Death of Half-Brother Gerald Duckworth
Virginia Woolf's half-brother Gerald Duckworth dies in Milan, Italy. Two years later, Woolf will reveal in a memoir that Duckworth and his brother George sexually molested her and her sister Vanessa when they were children.
The Years
Woolf publishes the novel The Years.
Three Guineas
Woolf publishes Three Guineas, a long essay arguing that if more women occupied positions of power, there would be less war. The book's tone is harsher than her previous feminist tract A Room of One's Own, and proves controversial upon publication.
World War II
Great Britain declares war on Germany, marking England's entry into World War II. Fearing Nazi persecution due to Leonard's Jewish ethnicity, the Woolfs make plans to commit suicide if England is invaded. They leave their home in London and move out to Monk's House at Rodmell, where they hope they will be safer.
The Blitz
The Woolfs' London home and the Hogarth Press offices are destroyed during the Blitz, the Germans' campaign of terror bombing over the city. Their papers and printing press are salvaged and brought to their country home in Rodmell. Virginia is working on a novel but is struggling with her mind; the stress of her work and the war brings on another serious bout of depression.
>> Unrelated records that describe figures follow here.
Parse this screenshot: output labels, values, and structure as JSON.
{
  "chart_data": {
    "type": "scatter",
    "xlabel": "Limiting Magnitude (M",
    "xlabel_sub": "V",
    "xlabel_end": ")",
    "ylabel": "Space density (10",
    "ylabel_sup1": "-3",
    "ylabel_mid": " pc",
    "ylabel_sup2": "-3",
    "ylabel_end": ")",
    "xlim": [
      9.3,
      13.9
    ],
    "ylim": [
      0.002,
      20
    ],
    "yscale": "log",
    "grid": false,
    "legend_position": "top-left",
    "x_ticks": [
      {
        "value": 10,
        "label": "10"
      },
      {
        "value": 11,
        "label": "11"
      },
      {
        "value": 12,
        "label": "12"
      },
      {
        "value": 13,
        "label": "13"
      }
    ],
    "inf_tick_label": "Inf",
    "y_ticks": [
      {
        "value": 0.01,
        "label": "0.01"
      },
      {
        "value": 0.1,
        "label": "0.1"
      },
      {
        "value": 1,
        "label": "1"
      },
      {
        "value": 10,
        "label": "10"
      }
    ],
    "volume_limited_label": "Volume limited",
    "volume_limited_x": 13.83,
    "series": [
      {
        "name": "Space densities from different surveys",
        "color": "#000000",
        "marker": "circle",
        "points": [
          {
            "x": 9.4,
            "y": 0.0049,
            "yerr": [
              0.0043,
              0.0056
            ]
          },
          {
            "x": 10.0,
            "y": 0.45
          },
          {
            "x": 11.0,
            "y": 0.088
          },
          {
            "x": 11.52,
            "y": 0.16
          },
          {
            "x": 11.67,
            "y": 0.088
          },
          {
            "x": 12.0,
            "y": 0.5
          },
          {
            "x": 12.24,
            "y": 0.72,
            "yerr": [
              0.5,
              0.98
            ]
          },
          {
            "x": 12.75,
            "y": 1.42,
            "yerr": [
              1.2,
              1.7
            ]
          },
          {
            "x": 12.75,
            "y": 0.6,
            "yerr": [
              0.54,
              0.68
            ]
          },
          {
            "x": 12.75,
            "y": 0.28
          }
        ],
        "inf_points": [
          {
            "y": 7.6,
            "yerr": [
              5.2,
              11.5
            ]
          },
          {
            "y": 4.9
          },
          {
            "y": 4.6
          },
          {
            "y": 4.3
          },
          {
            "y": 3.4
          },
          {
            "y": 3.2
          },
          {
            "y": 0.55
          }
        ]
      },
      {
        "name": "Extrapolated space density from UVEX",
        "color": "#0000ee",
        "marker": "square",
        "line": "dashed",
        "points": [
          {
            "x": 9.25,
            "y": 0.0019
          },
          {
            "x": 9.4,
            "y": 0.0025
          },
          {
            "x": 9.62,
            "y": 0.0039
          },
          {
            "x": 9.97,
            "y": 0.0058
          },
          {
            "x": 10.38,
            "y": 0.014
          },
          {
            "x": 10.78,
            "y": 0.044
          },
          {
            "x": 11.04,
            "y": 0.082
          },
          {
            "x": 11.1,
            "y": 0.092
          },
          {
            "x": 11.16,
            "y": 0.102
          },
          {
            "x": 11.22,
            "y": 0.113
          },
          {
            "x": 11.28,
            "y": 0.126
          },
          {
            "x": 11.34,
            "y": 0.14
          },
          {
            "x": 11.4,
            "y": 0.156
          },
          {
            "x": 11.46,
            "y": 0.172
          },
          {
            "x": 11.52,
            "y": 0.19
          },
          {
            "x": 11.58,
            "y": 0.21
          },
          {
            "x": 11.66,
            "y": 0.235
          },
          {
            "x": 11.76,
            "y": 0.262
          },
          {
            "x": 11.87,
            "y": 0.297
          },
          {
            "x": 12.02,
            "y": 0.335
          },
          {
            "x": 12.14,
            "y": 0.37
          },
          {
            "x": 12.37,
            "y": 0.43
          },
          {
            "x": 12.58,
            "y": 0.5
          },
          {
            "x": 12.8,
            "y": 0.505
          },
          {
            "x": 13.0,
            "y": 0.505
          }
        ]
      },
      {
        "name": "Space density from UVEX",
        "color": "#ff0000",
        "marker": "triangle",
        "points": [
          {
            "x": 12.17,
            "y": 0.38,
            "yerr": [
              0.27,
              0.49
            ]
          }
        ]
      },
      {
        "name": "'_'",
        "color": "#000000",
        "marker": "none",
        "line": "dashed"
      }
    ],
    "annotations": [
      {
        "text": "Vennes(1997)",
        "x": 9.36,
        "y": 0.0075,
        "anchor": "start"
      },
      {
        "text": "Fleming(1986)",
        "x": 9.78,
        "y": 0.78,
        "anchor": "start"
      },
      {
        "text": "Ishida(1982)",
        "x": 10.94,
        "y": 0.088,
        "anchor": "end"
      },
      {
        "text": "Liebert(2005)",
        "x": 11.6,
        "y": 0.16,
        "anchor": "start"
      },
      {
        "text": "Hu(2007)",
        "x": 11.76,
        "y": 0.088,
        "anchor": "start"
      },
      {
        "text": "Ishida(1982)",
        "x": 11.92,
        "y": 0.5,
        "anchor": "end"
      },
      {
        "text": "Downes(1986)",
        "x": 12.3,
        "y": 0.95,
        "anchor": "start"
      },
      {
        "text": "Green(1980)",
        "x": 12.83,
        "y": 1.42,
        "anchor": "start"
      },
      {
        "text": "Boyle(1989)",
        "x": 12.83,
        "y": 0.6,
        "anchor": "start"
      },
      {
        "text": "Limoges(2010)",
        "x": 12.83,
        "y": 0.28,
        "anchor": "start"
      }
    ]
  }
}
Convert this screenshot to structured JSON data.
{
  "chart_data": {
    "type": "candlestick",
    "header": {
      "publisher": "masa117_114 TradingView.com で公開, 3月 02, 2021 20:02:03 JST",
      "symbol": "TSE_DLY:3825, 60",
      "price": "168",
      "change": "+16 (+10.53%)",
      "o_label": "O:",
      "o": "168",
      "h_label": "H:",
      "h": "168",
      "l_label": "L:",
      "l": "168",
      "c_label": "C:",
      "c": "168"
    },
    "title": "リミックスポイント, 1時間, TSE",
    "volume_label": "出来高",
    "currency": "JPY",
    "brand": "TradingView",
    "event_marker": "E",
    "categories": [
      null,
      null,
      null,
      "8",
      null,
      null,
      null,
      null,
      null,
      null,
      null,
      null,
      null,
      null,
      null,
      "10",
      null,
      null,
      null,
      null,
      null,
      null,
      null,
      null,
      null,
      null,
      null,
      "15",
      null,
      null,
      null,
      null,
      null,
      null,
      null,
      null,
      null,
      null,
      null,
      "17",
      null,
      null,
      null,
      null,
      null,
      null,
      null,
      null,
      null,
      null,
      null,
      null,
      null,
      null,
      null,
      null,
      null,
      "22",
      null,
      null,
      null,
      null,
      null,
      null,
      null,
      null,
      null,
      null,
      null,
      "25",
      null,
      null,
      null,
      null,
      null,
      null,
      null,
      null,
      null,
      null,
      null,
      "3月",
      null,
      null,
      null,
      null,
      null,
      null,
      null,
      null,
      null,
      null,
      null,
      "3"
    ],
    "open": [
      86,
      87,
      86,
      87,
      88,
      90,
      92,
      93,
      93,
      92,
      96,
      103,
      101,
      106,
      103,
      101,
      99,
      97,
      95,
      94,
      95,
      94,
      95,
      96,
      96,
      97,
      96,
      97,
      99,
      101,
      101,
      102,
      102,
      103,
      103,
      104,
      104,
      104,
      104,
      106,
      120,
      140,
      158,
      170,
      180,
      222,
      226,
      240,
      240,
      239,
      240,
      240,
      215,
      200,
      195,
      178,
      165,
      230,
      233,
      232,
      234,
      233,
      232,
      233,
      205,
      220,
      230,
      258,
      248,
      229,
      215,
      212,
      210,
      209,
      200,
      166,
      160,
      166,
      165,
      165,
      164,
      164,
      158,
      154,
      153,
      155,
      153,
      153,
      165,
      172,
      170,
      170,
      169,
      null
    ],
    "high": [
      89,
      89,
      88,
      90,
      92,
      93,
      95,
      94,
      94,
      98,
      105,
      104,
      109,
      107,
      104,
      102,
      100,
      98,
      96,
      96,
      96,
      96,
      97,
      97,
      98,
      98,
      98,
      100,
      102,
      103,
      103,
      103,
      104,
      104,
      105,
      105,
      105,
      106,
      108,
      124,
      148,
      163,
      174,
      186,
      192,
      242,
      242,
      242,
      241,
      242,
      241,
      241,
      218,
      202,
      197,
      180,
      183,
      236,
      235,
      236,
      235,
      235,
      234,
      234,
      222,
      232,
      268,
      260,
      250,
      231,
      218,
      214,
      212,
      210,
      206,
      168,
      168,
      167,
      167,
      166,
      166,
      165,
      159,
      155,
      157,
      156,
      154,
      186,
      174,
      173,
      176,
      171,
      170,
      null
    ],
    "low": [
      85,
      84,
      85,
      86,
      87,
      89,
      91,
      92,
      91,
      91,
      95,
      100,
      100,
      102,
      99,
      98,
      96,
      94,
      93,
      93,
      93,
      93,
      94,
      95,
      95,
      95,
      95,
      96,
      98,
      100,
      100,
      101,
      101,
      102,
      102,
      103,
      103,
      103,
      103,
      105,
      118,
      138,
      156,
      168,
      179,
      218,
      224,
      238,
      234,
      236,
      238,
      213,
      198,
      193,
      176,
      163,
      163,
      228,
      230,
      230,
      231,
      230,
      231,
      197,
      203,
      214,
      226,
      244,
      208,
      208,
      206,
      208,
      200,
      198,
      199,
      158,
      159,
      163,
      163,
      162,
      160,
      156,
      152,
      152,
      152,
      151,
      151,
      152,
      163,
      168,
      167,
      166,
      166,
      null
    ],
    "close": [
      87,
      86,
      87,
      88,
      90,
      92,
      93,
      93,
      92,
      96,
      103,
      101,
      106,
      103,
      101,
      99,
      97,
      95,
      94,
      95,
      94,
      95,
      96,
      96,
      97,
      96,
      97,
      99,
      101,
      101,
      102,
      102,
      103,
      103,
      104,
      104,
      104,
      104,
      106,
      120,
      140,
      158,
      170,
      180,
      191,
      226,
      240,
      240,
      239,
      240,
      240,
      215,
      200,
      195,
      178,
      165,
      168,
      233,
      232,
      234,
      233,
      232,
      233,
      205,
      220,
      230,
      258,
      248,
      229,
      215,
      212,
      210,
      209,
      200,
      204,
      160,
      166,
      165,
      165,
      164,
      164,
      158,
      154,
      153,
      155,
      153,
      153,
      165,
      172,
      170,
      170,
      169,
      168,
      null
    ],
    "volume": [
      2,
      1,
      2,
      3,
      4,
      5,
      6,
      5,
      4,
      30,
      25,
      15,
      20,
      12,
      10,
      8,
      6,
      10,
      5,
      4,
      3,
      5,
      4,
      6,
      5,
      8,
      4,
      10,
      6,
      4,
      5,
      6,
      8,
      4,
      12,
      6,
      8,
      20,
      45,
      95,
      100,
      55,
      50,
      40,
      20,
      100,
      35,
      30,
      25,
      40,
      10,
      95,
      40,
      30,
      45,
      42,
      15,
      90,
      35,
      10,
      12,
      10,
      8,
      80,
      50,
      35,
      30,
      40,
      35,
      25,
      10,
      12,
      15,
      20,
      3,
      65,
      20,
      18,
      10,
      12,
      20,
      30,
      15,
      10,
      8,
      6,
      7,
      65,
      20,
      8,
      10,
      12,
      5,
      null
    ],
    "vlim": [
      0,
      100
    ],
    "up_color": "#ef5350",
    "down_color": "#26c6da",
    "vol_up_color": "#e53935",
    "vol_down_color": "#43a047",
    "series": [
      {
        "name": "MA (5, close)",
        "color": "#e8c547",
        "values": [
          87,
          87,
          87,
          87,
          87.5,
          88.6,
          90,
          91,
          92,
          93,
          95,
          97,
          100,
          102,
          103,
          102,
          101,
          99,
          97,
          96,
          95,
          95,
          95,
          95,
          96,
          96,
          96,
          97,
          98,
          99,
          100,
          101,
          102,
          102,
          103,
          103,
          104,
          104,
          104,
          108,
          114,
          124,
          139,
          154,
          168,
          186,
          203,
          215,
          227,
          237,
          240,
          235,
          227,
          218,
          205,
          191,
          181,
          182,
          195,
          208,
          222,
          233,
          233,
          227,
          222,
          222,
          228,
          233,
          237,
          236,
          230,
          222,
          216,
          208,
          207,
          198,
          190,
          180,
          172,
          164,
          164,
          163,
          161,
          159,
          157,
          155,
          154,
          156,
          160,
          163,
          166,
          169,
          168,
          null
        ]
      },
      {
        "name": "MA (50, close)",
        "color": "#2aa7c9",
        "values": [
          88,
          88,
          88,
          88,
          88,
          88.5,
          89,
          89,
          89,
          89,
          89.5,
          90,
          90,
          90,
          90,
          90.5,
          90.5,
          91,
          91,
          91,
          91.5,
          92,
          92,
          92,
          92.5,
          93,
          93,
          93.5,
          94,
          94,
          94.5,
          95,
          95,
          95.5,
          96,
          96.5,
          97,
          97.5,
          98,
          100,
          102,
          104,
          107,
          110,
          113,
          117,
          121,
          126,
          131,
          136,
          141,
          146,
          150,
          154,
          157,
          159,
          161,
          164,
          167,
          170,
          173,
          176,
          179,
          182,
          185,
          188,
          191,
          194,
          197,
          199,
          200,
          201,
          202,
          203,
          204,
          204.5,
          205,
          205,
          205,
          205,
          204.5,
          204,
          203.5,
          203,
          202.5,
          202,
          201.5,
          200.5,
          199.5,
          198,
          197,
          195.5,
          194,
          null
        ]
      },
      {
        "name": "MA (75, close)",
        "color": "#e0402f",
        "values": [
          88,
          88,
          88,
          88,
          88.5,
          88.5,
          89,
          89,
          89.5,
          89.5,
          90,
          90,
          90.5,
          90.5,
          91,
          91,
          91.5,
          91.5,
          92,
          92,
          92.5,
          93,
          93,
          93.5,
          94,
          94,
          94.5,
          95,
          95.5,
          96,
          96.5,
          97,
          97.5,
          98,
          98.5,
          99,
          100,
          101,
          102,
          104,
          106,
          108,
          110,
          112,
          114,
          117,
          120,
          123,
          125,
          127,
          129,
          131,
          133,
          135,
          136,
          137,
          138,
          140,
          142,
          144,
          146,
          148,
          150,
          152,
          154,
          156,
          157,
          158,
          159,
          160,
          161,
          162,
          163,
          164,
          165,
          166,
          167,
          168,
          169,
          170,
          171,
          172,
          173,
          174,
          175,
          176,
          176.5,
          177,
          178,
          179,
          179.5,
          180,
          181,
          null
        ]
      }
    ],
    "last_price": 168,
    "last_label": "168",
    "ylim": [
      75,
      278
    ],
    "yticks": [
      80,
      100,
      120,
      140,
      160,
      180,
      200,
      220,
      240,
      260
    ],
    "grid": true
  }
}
Virginia Woolf Commits Suicide
Convinced she will not recover from her current battle with mental illness, Virginia Woolf fills the pockets of her coat with stones and drowns herself in the Ouse River near Monk's House. Her body is discovered three weeks later. Leonard Woolf chooses to have the body cremated, and the ashes are scattered at Monk's House.
Between the Acts
Virginia Woolf's final novel, Between the Acts, is published posthumously.
A Writer's Diary
Leonard Woolf publishes A Writer's Diary, a collection of Virginia Woolf's personal journals.
Death of Husband Leonard Woolf
Leonard Woolf dies. His ashes are scattered at Monk's House.